"ATLAS of Biochemistry", a Repository of All Possible Biochemical Reactions for Synthetic Biology and Metabolic Engineering Studies
Knowledge gaps in metabolic models and continuously growing biochemical databases indicate that our understanding of metabolism is far from being complete. Recent technical and analytical progress in the field of metabolomics has lead to vast amounts of new compounds being identified in living organisms, but how these metabolites integrate in metabolic networks remains largely unknown. To address these problems of incomplete knowledge, we propose a computational approach that identifies novel hypothetical reactions between known metabolites, it further integrates experimentally measured molecular structures into existing metabolic networks, and it finally predicts chemical compounds that are probable to exist in metabolism.

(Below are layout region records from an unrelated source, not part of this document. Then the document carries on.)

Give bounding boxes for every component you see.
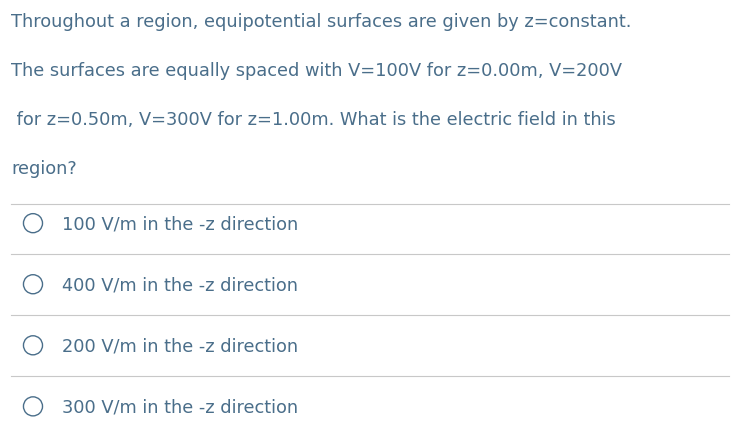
Text: 200 V/m in the -z direction: 200 V/m in the -z direction — [62, 337, 298, 354]
Text: region?: region? — [11, 160, 77, 178]
Text: 300 V/m in the -z direction: 300 V/m in the -z direction — [62, 397, 298, 415]
Text: The surfaces are equally spaced with V=100V for z=0.00m, V=200V: The surfaces are equally spaced with V=1… — [11, 62, 622, 80]
Text: 400 V/m in the -z direction: 400 V/m in the -z direction — [62, 276, 298, 294]
Text: for z=0.50m, V=300V for z=1.00m. What is the electric field in this: for z=0.50m, V=300V for z=1.00m. What is… — [11, 111, 616, 129]
Text: 100 V/m in the -z direction: 100 V/m in the -z direction — [62, 215, 298, 233]
Text: Throughout a region, equipotential surfaces are given by z=constant.: Throughout a region, equipotential surfa… — [11, 13, 631, 31]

The computational framework BNICE.ch is used to exploit the known biochemistry contained in the Kyoto Encyclopedia of Genes and Genomes (KEGG). We summarize the vastly diverse functionalities of enzymatic reactions in a few hundred expert-curated reaction rules, each generalizing multiple biochemical reactions. We then apply these rules to all metabolites known to KEGG in order to create a database of all the biochemically plausible reactions between compounds reported to occur in living organism. This extrapolation of the known metabolism results in a network of more than 130’000 known and novel reactions, each connecting two or more KEGG compounds. For KEGG compounds that cannot be connected to any metabolic pathway through single known or novel reactions, we propose multi-step reactions involving not only KEGG compounds as intermediates, but also compounds appearing in purely chemical databases like PubChem. These hypothetical intermediate metabolites are highly probable to play a role in metabolism, even though they are not reported as biological compounds in KEGG.
For all the known and novel reactions generated by our approach we further estimate the Gibbs free energy using the Group Contribution Method (GCM), and we also assess the structural similarity of the hypothetical reactions to the known KEGG reactions. To validate the consistency of our results with known biochemistry, we show that several reactions that have been added in the last KEGG update can be predicted as novel reactions from compounds in the earlier versions of the KEGG database.
The generated information is organized in the “Atlas of biochemistry”, an online database that allows the user to search for all the possible routes from any substrate compound to any product. These pathways involve known and novel enzymatic steps and they provide potential targets for protein engineering to alter substrate specificity. Our approach of introducing novel biochemistry into pathway design can be of great interest in metabolic engineering and synthetic biology projects.